Selon l’armée de l’air ukrainienne, la Russie a visé l’Ukraine avec 675 drones et 56 missiles russes dans la nuit de mercredi à jeudi, dont respectivement 652 et 41 ont été abattus par la défense, une vague d’attaques aériennes parmi les plus importantes de ces dernières semaines, 48 heures après la fin d’une trêve de trois jours.
Les alliés de l’Ukraine ont promptement dénoncé cette nouvelle attaque, le président français, Emmanuel Macron, y voyant la preuve de la « faiblesse » de Moscou, qui « ne sait pas comment terminer sa guerre d’agression ».

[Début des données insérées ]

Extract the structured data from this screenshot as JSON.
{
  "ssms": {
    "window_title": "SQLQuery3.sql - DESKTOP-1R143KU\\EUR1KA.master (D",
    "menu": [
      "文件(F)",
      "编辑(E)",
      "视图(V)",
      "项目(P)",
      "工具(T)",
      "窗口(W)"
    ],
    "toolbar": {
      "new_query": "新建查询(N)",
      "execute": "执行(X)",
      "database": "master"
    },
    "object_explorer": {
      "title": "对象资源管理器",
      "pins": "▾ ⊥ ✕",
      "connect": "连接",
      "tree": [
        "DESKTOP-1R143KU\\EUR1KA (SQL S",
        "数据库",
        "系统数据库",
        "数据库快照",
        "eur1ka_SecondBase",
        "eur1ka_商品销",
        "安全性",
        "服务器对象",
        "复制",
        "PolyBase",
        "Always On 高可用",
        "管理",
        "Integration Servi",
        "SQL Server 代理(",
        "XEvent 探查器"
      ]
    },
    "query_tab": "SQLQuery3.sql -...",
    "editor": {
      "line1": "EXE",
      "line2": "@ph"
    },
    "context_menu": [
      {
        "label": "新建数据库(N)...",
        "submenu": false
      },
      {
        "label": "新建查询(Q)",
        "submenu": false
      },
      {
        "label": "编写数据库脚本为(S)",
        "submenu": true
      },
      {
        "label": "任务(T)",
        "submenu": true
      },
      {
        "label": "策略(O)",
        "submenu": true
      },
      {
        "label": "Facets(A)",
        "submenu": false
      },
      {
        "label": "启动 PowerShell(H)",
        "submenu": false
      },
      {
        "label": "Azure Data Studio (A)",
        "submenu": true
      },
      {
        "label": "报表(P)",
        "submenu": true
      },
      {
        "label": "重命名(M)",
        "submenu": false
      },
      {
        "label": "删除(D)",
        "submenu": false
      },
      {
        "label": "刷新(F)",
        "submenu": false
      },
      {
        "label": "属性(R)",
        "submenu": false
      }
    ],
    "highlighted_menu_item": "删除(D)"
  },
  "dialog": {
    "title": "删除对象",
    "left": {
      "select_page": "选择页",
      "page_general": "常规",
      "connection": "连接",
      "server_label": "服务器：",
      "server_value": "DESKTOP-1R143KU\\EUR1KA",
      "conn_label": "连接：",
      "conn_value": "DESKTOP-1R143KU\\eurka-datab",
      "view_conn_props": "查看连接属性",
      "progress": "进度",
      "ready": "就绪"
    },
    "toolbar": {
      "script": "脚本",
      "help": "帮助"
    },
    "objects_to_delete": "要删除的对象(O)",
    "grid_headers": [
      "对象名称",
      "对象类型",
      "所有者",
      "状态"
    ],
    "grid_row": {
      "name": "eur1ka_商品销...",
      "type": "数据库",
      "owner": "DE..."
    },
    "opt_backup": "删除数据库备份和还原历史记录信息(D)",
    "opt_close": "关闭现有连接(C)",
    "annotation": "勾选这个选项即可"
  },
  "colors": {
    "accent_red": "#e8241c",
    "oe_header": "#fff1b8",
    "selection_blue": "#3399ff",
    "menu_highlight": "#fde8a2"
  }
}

Les bombardements « montrent que Moscou mise sur l’escalade plutôt que sur la négociation », a déploré le chancelier allemand Friedrich Merz sur X.
La Russie « se moque ouvertement » des efforts diplomatiques pour ramener la paix en Ukraine, a pour sa part dénoncé la présidente de la Commission européenne, Ursula von der Leyen.
Les pourparlers entre Kiev et Moscou, sous médiation américaine, sont en suspens depuis le déclenchement de la guerre au Moyen-Orient fin février. Les seules avancées concrètes des négociations précédentes sont des échanges de prisonniers.